The Mormon bias against philosophy and theology may delay this reckoning, but it seems unlikely to stop. The empirical evidence seems that philosophical incoherence is not sustainable over the long term — no other branch of the Abrahamic face that I am aware of has maintained this. And Mormonism has a mechanism to allow to it adapt to the culture it exists in: the open canon.
Like the Ethiopian Orthodox Church, Mormonism has no mechanism for identifying when Scripture starts and church teachings begin. Some books, like the Mormon King James Version and the Mormon Doctrine and Covenants, change over time. Other well known Mormon works, such as the King Follett discourse, are not part of the canon at all. A similar mechanism, the Holy Tradition, fulfills a similar role in Catholicism or Orthodoxy. The faith in those churches have unfolded over great expanses of time. Mormonism will as well.
Final Thoughts
I began Wrestling the Angel knowing little about Mormon theology or cosmology. I feel I have a grasp of it now, and I thank Tanner for the excellent recommendation.

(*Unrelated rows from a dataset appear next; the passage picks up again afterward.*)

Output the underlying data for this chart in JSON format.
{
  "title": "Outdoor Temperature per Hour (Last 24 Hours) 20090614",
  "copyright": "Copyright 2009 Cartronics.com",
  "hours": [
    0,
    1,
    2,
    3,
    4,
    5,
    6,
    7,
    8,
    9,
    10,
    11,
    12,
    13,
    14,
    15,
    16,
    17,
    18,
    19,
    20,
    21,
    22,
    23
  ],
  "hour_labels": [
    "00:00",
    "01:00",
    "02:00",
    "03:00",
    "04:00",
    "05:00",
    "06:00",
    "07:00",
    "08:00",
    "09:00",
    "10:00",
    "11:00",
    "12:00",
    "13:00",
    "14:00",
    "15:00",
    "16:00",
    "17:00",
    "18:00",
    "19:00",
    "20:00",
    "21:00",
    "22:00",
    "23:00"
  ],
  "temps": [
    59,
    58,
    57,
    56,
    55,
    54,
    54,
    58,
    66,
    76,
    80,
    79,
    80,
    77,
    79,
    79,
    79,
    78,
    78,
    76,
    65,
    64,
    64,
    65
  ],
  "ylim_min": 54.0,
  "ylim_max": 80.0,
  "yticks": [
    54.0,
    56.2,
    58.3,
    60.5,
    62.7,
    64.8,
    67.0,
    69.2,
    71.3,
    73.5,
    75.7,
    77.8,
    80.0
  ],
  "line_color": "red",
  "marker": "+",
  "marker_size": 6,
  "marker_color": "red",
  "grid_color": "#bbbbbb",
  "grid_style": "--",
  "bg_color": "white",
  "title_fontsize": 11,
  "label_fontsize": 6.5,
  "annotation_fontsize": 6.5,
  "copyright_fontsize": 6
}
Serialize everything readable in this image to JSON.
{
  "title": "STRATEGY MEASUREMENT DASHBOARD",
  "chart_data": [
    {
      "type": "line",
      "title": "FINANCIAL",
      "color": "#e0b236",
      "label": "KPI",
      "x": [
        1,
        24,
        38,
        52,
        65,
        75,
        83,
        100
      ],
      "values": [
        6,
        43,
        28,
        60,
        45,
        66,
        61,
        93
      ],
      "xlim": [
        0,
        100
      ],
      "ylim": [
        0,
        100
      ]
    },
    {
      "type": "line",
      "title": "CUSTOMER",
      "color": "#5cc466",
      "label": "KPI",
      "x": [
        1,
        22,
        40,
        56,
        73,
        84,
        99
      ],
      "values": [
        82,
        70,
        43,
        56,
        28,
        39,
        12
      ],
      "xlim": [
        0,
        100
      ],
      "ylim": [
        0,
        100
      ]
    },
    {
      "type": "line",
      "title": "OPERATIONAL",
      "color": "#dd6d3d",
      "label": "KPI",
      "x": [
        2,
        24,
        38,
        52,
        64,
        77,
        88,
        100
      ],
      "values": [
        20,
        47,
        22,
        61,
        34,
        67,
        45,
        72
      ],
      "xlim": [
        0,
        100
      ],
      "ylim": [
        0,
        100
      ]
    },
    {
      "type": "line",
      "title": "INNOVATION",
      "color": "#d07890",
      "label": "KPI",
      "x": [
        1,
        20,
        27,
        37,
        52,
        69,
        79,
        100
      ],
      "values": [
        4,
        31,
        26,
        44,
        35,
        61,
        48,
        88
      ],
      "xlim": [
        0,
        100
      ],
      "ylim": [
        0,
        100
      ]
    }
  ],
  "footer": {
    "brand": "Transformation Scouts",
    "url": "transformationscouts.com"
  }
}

I read Wrestling the Angel in the Audible edition.
Great review. We have many LDS neighbors (as well as three Mormon Chapels within two miles of my house), and work alongside many Mormons personally and professionally.
Regarding Transcendence: Did Givens describe the LDS concepts of Celestial, Terrestrial, and Telestial? These are considered the three “afterlifes” for the soul: those most pious ascend to the Celestial (correlated to the bright light of the sun), the somewhat pious to the Terrestrial (akin to the second brightest object in the sky, the moon), and the least pious to the “Telestial” (the dim stars we see at night). Everyone who doesn’t commit the Gravest Sin (the complete denial of the Holy Ghost) will get to one of these varieties of Heaven.
However, I’m not sure how this corresponds to the notion of personal resurrection (with your family), or the achievement of Messiah-hood in some other planet of the Cosmos. I’ve thought of Mormonism as a scientifically-informed take on Christianity, with the Second Coming having already occurred on Earth.
Hi Deichmans,
Thank you for the kind comment.
Givens does mention the celestial, terrestrial, and telestial afterlives, and also the Mormon idea of eternal becoming. This is what I mentioned by using Catholic conceptions but with protestant-derived terminology. This is another way of describing souls spending an extremely long period in increasingly pleasant levels of purgatory with increasing ability to participate in charitable works.
“I’ve thought of Mormonism as a scientifically-informed take on Christianity, with the Second Coming having already occurred on Earth.”
This is what I thought as well, but after reading this book, such a conclusion is confusing or misdirecting.
Mormonism is not “just” a Christianity that believes the Second Coming has occurred. It is a Christianity that believes God the Father is a literal human being, a creature with a birthday who obeys pre-existing moral laws and has a birthday. It rejects both the near-eastern idea that God is timeless (even the worshipers of Ba’al conceded that) and the Greco-Roman idea of the Prime Mover.
Except for this last idea Mormonism struck me as an instance of messianic Judaism. Mormons do not have a creed, but they have enough cosmology to deny the first assumption of every other cosmology. (Given that Mormonism is an open cannon though, it’s possible this will be resolved in time.)